Убийца сделал быстрый выпад и перехватил дуло пистолета. Эмиссара загнали в угол, и оттого терять ему было нечего. Завязалась потасовка.

Собислав больше не мог ждать. Впервые за долгие годы его рука затряслась и потяжелела от сомнений и жалкого привкуса предательства, но иного пути он не видел. Невозможно промахнуться с полутора метров. Беляк навёл пистолет на спину подчинённого и вжал спусковой крючок.

Выстрел прошёлся оглушительным громом в узком коридоре между домами. Верный Собиславу агент Нойман упал под ноги вооружённому преступнику. Подставной официант с жетоном спецслужб направил чужое оружие на Беляка. Растерянный взгляд бегал от Собислава к трупу Ноймана, и в нём читалось понимание: живым из переулка эмиссар не выйдет.

— Кто тебя отправил? — сорвался полковник. — Кто тебя отправил?!

— Гамбит. — Брюнет сосредоточенно смотрел ему в глаза, как глядел в его грудь воронёный ствол пистолета. — Гамбит поручил мне убийство.

— Ты не представляешь, что натворил… Мечислав Гробовский.

— Но… — Официант в нервном порыве затряс головой. — Ты лжёшь!

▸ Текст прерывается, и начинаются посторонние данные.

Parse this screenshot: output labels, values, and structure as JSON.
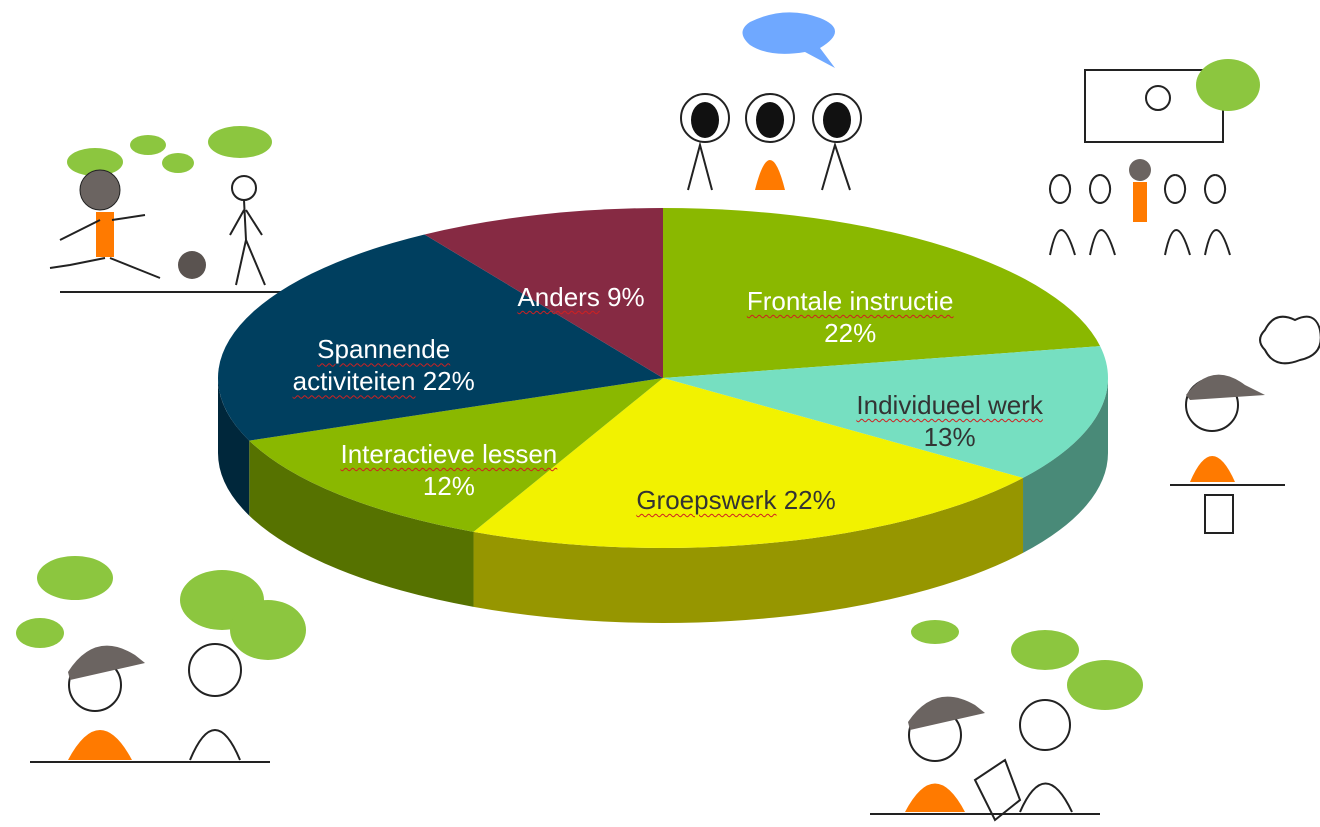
{
  "chart_data": {
    "type": "pie",
    "categories": [
      "Frontale instructie",
      "Individueel werk",
      "Groepswerk",
      "Interactieve lessen",
      "Spannende activiteiten",
      "Anders"
    ],
    "values": [
      22,
      13,
      22,
      12,
      22,
      9
    ],
    "value_labels": [
      "22%",
      "13%",
      "22%",
      "12%",
      "22%",
      "9%"
    ],
    "colors": [
      "#8ab800",
      "#76dfc1",
      "#f2f200",
      "#8ab800",
      "#003f5f",
      "#862a43"
    ]
  }
}
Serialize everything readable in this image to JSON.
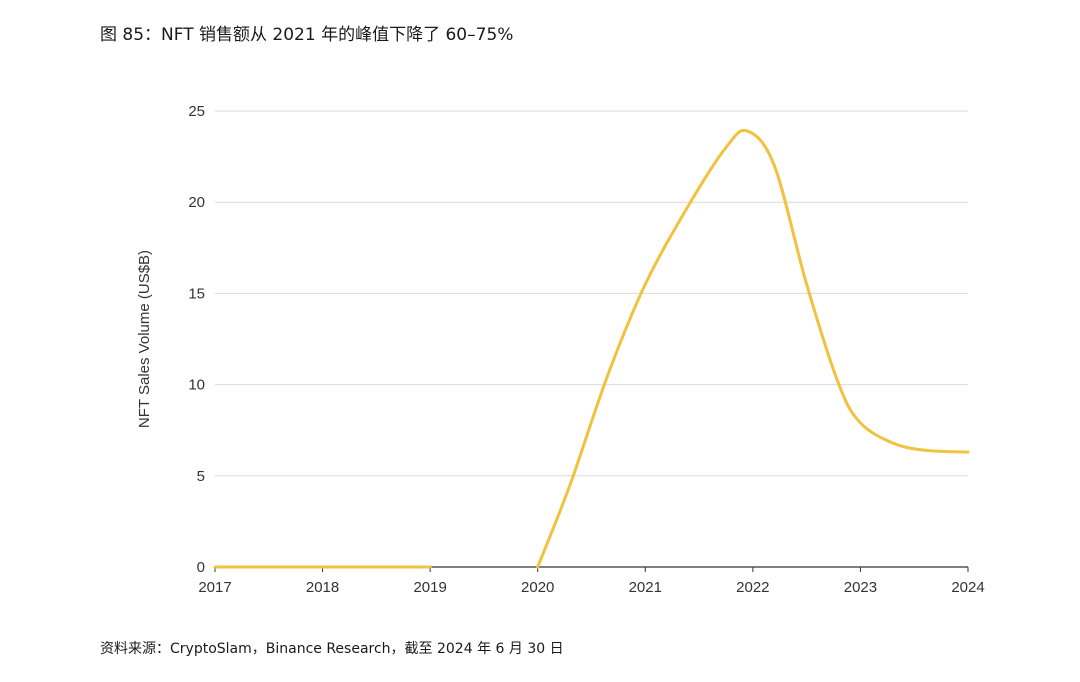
{
  "figure": {
    "title": "图 85：NFT 销售额从 2021 年的峰值下降了 60–75%",
    "source": "资料来源：CryptoSlam，Binance Research，截至 2024 年 6 月 30 日"
  },
  "colors": {
    "line": "#F0C23E",
    "grid": "#D9D9D9",
    "axis": "#333333",
    "text": "#333333"
  },
  "chart_data": {
    "type": "line",
    "title": "",
    "xlabel": "",
    "ylabel": "NFT Sales Volume (US$B)",
    "xlim": [
      2017,
      2024
    ],
    "ylim": [
      0,
      25
    ],
    "x_ticks": [
      2017,
      2018,
      2019,
      2020,
      2021,
      2022,
      2023,
      2024
    ],
    "x_tick_labels": [
      "2017",
      "2018",
      "2019",
      "2020",
      "2021",
      "2022",
      "2023",
      "2024"
    ],
    "y_ticks": [
      0,
      5,
      10,
      15,
      20,
      25
    ],
    "y_tick_labels": [
      "0",
      "5",
      "10",
      "15",
      "20",
      "25"
    ],
    "grid": true,
    "legend": "none",
    "series": [
      {
        "name": "NFT Sales Volume",
        "segments": [
          {
            "x": [
              2017.0,
              2019.0
            ],
            "y": [
              0.0,
              0.0
            ]
          },
          {
            "x": [
              2020.0,
              2020.3,
              2020.65,
              2021.0,
              2021.4,
              2021.75,
              2021.95,
              2022.2,
              2022.5,
              2022.8,
              2023.0,
              2023.3,
              2023.6,
              2024.0
            ],
            "y": [
              0.0,
              4.5,
              10.5,
              15.5,
              19.8,
              23.0,
              23.9,
              22.0,
              15.5,
              10.0,
              7.9,
              6.8,
              6.4,
              6.3
            ]
          }
        ]
      }
    ]
  }
}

Ты не можешь быть…

— Ты убил не того, — заключил Гамбит. — Перепутал стаканы?

Где-то позади бился эхом о кирпичные коридоры топот скорых шагов.

— Какой был приказ? Отвечай! Отвечай, пока я не выстрелил!

Из-за спины Собислава выскочил Янус Корсак…


***


Казематы. Тайная тюрьма и личный склеп Дефензивы. Это место значительно отличалось от подобных в стране: если в обычных изоляторах иногда вспоминали о правах арестантов, то здесь о них мечтали лишь сумасшедшие. В Казематах никто не вёл учёт отбытых сроков, не фиксировал имена. Отсюда не выходили. Надзиратели не выпускали заключённых на воздух, держа их в изолированных одиночных темницах. Им было запрещено даже разговаривать с арестантами. Участь последних — медленное гниение в сырой камере под громкие возгласы собственного полоумия. В Казематах не кормили: судьба несчастного, попавшего в жернова местного правосудия, решалась в считанные часы. Однако нередко случалось, что о невольнике ведомство забывало. Камеры необходимо освобождать, и полуживого, истощённого голодом и язвами узника вели под локти в крематорий. Это место не оставляло от человека ничего.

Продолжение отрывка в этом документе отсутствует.